Helen Browning: I would like to think so because that is the other bit of the jigsaw. We are looking here at the production end and particularly at the support elements for farmers. We are not looking at the trade environment, which is going to impact hugely on this, and we are not looking at what is going to happen at the market end or at what will happen through the rest of the supply chain.

In an ideal world, we will be looking at all these bits of the jigsaw together and seeing how they fit together. It is very hard to get this bit of it right with only that base camp in terms of how we will affect farmers’ support into the future. We have no idea of the levels of support that there will be, and that is obviously a factor. The need for it will be influenced by what happens to the trade environment and the market more widely.

It is kind of tricky to do this. What I would ask, given that we do not have that clarity, is that we give broad powers and start to think about the targets. Introducing targets into the Bill would actually give us some destination point and allow the powers to be used in the right way, depending on what else comes through over the next year or so.

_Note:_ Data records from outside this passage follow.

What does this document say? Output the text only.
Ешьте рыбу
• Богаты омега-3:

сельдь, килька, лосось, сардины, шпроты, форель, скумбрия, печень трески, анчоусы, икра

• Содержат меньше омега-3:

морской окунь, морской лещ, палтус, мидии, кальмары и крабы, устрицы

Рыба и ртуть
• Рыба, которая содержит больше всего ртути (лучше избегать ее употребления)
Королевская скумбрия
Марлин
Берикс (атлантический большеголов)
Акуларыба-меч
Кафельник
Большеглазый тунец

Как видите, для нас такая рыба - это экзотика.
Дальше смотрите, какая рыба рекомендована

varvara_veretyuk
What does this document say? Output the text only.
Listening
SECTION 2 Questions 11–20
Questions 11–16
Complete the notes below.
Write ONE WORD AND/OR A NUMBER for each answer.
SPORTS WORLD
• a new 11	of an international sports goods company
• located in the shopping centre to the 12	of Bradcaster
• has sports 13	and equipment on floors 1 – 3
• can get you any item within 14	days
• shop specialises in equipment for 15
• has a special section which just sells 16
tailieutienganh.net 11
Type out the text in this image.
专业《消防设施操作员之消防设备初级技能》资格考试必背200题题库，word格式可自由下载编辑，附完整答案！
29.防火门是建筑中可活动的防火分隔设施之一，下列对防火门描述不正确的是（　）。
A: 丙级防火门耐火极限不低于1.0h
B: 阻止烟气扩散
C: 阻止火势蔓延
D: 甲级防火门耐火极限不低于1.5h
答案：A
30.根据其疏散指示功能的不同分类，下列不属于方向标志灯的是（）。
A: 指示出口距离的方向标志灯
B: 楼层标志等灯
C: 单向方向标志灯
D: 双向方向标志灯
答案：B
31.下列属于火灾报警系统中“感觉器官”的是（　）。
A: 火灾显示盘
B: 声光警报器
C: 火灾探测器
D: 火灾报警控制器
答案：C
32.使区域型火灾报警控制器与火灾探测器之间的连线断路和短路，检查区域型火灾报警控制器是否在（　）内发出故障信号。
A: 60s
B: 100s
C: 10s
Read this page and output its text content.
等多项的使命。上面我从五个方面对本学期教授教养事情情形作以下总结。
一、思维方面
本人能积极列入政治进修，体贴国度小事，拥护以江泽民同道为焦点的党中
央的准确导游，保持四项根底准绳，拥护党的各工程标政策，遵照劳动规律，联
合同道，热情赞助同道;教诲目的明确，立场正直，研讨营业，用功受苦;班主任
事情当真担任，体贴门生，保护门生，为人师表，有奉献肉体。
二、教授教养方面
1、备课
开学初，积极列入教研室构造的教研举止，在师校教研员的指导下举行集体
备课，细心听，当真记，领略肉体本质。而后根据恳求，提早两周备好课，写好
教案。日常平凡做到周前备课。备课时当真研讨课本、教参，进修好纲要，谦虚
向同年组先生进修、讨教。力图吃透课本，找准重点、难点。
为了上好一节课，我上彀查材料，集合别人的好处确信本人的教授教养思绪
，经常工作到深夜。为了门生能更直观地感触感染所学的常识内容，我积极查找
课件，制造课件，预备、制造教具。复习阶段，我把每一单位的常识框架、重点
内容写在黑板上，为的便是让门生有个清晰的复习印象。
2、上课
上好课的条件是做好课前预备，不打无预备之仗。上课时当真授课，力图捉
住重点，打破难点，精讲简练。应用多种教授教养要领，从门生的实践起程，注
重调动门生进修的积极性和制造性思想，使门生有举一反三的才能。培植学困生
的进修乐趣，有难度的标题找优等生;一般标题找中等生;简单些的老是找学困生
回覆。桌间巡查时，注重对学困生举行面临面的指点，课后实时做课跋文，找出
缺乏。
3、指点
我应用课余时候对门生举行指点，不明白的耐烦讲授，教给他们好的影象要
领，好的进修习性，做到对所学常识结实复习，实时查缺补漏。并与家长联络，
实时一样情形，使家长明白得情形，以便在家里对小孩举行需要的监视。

Jack Ward: One of the criticisms I have picked up from talking to producers is the lack of reference to food and the promotion of food in the Bill. I think that the food strategy gives the Government the opportunity to redress that issue and spell out a vision for the food industry in the UK. It is our largest food-manufacturing sector; there are opportunities there—there are economic opportunities—and we seem to be at a really good point to take advantage and capitalise on them. I think the food strategy could be hugely influential and send a really important message of confidence throughout the industry.